The JavaScript RegExp
class has a problem. Well, it has a few, but we're just focusing on one specific problem in this post. At Socket, we are currently experiencing a significant issue with RegExp
that we would love to help fix.
The Socket code analysis engine spends a lot of time scanning files and we try to do it quickly so that our customers can be happy with timely results. Regular expressions can often be quite fast and expressive but there is a dark side to their design in JS. In particular, it is hard to know about matching progress or non-progress.
Consider an overly naive check for eval
in some file:
const eval_pattern = /\beval\b/g
// file contains: 'not_eval_at_all()'
for await (const chunk of file) {
eval_pattern.exec(chunk)
}
This actually has a bug and a few problems.

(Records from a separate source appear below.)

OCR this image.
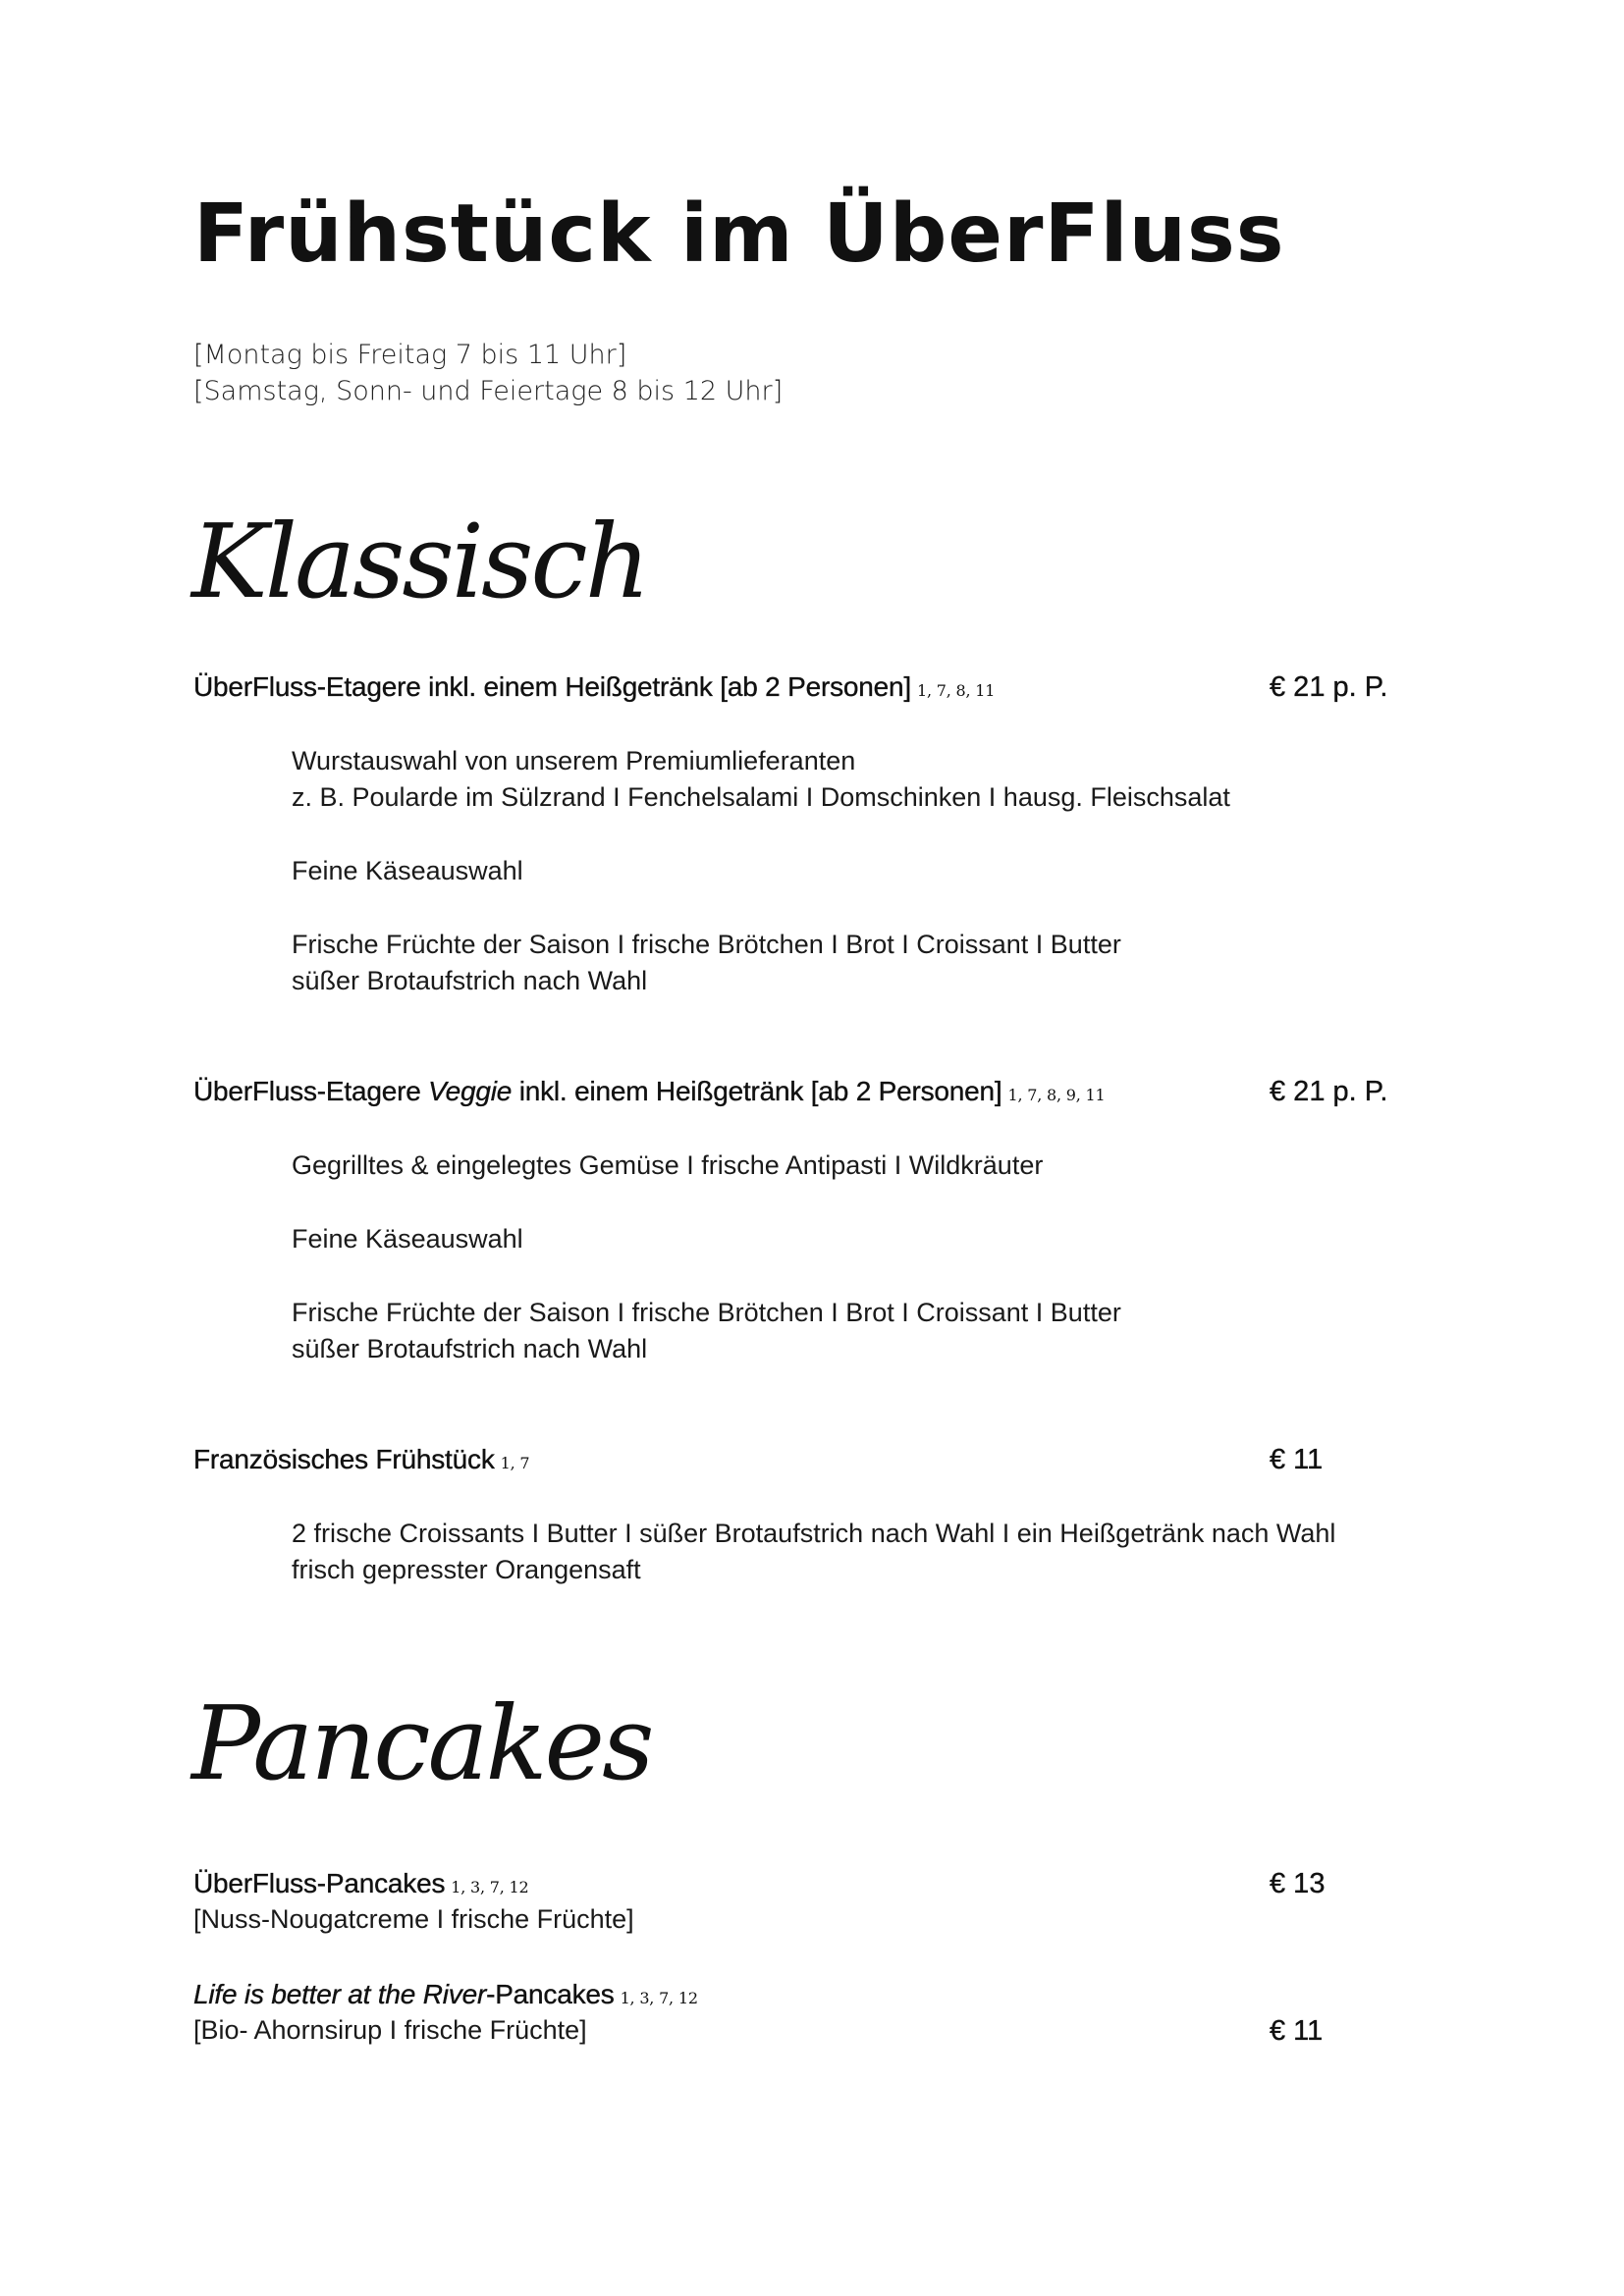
Frühstück im ÜberFluss
[Montag bis Freitag 7 bis 11 Uhr]
[Samstag, Sonn- und Feiertage 8 bis 12 Uhr]
Klassisch
ÜberFluss-Etagere inkl. einem Heißgetränk [ab 2 Personen] 1, 7, 8, 11	€ 21 p. P.
Wurstauswahl von unserem Premiumlieferanten
z. B. Poularde im Sülzrand I Fenchelsalami I Domschinken I hausg. Fleischsalat
Feine Käseauswahl
Frische Früchte der Saison I frische Brötchen I Brot I Croissant I Butter
süßer Brotaufstrich nach Wahl
ÜberFluss-Etagere Veggie inkl. einem Heißgetränk [ab 2 Personen] 1, 7, 8, 9, 11	€ 21 p. P.
Gegrilltes & eingelegtes Gemüse I frische Antipasti I Wildkräuter
Feine Käseauswahl
Frische Früchte der Saison I frische Brötchen I Brot I Croissant I Butter
süßer Brotaufstrich nach Wahl
Französisches Frühstück 1, 7	€ 11
2 frische Croissants I Butter I süßer Brotaufstrich nach Wahl I ein Heißgetränk nach Wahl
frisch gepresster Orangensaft
Pancakes
ÜberFluss-Pancakes 1, 3, 7, 12	€ 13
[Nuss-Nougatcreme I frische Früchte]
Life is better at the River-Pancakes 1, 3, 7, 12
[Bio- Ahornsirup I frische Früchte]	€ 11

- False positives; It may actually say that the file has eval if I/O streams the chunks as:
"not_"
, "eval"
, "_at_all()"
. Fixing this means buffering the input. - Buffering the input means starting over at the start of the buffer every time even though
"not_"
would never need to be searched again. - Buffering the input means bloating memory. We have seen some very impressively large files out there in the OSS ecosystem.
- Buffering the input means extra bookkeeping, string concatenation and manually manipulating
eval_pattern.lastIndex
in particular. - Even if we find a match, some kinds of patterns like
\b
may change depending on what occurs after the match like /a\b/.test('a')
compared to /a\b/.test('ab')
. So if the match is at the end of a chunk, you have to keep buffering after it still; code has gotta keep buffering and may falsely report a full match at a chunk boundary.
Additionally, it is possible to have other kinds of bugs like false negatives given different kinds of patterns if using code similar to above:
const safe_str = ''
for (const chunk of ['BAD_', 'WORD']) {
safe_str += chunk.replaceAll(/BAD_WORD/g, '')
}
// safe_str includes BAD_WORD, oops!
That is why we are proposing a feature to TC39 and looking for a champion to make a solution to give incremental progress to RegExp matching. You can look at our proposal and see that it actually has a variety of scenarios to account for. In particular: lookbehind, lookahead, and aggregation of quantifiers are important.
Our hope is with the goals listed in the proposal to allow for less wasted idle time on I/O, less duplicated scanning of strings, and reducing memory pressure. If done right, it might even be possible to persist progress even if the JS VM is spun down! This is a very exciting thing that may greatly improve text processing in JS.